I watched the movie Happy on Netflix, which is a documentary that looks at the keys to happiness after visiting 5 different continents. I was expecting it to be like the movie Babies, where they discover that no matter where you live and what your situation is, everyone goes through the same journey.
I was wrong. Clearly, certain societies are figuring out life happiness better than others.
One study showed that 50% of your ability to be happy is genetics. Maybe you are naturally more easy-going, or maybe you have a lot of anxiety and feeling happy is more difficult. 10% is situational – job, socioeconomic status, etc. The other 40% is influenced by your daily actions. You have active control of that 40%. Maybe it’s exercise or diet or meeting with friends or looking at cute puppies online.
Another study they did was looking at compassion meditation.
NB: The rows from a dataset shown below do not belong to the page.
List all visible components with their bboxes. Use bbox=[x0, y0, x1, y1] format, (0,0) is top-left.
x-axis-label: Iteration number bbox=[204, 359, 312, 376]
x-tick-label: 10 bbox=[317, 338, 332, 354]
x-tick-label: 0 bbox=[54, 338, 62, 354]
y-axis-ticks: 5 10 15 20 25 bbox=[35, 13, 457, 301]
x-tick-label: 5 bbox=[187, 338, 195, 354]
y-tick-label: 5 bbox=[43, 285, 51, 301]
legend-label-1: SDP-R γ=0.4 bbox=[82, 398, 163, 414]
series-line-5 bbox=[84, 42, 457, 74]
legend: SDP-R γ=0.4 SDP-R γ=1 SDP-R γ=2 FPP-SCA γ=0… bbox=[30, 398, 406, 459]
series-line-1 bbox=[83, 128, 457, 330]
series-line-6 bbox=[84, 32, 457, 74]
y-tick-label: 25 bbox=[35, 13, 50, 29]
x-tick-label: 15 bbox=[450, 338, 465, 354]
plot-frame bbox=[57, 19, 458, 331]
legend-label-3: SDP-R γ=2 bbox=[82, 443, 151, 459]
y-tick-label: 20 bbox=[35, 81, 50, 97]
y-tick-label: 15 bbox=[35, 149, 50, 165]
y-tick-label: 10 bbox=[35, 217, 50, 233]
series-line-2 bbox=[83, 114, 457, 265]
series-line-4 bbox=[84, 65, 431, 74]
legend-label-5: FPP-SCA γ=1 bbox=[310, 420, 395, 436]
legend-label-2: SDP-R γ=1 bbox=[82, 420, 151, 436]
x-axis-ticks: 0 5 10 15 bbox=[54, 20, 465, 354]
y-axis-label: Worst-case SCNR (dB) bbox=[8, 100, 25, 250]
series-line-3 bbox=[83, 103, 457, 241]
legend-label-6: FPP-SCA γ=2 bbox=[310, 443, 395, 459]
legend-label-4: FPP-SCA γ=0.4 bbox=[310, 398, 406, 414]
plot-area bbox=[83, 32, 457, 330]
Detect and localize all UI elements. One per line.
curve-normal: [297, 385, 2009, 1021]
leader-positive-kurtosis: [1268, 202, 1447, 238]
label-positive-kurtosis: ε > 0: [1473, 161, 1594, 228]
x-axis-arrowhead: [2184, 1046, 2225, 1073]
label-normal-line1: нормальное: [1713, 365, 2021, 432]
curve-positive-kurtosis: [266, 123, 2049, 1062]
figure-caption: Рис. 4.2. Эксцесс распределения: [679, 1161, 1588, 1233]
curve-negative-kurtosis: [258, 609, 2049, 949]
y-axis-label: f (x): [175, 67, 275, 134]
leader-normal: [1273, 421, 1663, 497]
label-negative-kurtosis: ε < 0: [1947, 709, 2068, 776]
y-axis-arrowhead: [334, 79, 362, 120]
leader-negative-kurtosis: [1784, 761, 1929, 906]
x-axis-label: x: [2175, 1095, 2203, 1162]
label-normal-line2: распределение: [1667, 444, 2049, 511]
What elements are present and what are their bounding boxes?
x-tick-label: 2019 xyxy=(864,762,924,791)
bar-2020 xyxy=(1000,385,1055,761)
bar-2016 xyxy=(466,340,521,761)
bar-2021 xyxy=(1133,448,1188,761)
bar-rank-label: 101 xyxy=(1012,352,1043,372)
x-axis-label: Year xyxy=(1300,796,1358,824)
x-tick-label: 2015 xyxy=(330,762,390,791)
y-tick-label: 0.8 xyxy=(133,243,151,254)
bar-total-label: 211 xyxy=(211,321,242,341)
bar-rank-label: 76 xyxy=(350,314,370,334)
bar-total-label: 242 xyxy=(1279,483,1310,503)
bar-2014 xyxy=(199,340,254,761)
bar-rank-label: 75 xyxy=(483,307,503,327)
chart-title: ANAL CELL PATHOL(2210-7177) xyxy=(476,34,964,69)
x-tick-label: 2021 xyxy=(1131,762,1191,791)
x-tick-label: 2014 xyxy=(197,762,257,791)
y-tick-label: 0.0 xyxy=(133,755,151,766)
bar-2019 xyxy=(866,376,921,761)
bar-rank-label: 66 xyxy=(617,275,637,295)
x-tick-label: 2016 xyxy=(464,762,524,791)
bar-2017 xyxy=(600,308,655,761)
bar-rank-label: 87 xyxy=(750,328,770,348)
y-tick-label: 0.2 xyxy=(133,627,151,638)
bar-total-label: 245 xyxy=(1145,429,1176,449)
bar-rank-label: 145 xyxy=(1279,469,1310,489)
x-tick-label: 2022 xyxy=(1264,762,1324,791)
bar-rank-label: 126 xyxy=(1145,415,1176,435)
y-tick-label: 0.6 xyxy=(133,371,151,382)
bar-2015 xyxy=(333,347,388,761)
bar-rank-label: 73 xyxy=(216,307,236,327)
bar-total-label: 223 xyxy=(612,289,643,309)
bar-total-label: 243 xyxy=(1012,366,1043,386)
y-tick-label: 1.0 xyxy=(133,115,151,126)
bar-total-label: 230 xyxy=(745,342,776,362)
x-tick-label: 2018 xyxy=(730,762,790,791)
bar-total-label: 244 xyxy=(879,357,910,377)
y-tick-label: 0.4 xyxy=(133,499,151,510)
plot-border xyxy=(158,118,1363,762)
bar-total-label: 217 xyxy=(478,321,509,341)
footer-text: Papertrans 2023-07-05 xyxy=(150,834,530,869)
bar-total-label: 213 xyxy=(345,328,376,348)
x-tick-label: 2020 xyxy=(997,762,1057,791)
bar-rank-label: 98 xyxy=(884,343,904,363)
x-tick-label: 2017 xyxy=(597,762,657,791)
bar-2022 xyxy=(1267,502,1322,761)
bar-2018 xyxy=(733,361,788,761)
According to Oprah.com:
Compassion meditation involves silently repeating certain phrases that express the intention to move from judgment to caring, from isolation to connection, from indifference or dislike to understanding.
When they did brain scans while people practiced compassion meditation, the parts of the brain “on fire” on the scan are the ones that are important to happiness.
The scans revealed significant activity in the insula – a region near the frontal portion of the brain that plays a key role in bodily representations of emotion.
That’s pretty amazing when you think about it. Just through intention, you can change and activate the happy part of the brain.
In the film, they also featured Denmark and Okinawa, which are internationally ranked for happiness and longevity. The common theme between these two is a strong sense of community.
In Denmark, many families live basically on communes. These aren’t the dirty hippy communes of the 60s and 70s. The housing structures are nice modern buildings that are more like a co-op dorm. Each family is in charge of dinner twice a month. Everyone shares in household duties. By having multiple families all living together, the kids have lots of “parents” and “grandparents” near by in addition to their biological family.
Similarly, in Okinawa, you have multiple generations all in the same village. They treat their neighbors the same as family, providing for them when they’re in need. And because there isn’t a whole lot else to do in these villages, they get together every week as a community to watch the local “band” perform traditional music and dances. They also keep active with gardening, for both health and hobby. The best line was from a 106-year-old woman who said she drinks sake every evening, goes to bed early and sleeps soundly every night. Sounds like a plan to me!
Of course, physical exercise (like Okinawans who garden and Brazilians who play sports on the beach regularly) releases dopamine. Dopamine = happy.
Here’s one of the last lines from the movie (as much as I could jot down, so not verbatim):
The things we love to do. Play. Friends and family. Doing things that are meaningful. Appreciating them.
Sharing the happy.
I found there were so many elements to yoga that fit within the keys to happiness, especially that sense of community, intention and doing something we love to do. Hopefully, y’all are experiencing the same so we can all share the happy.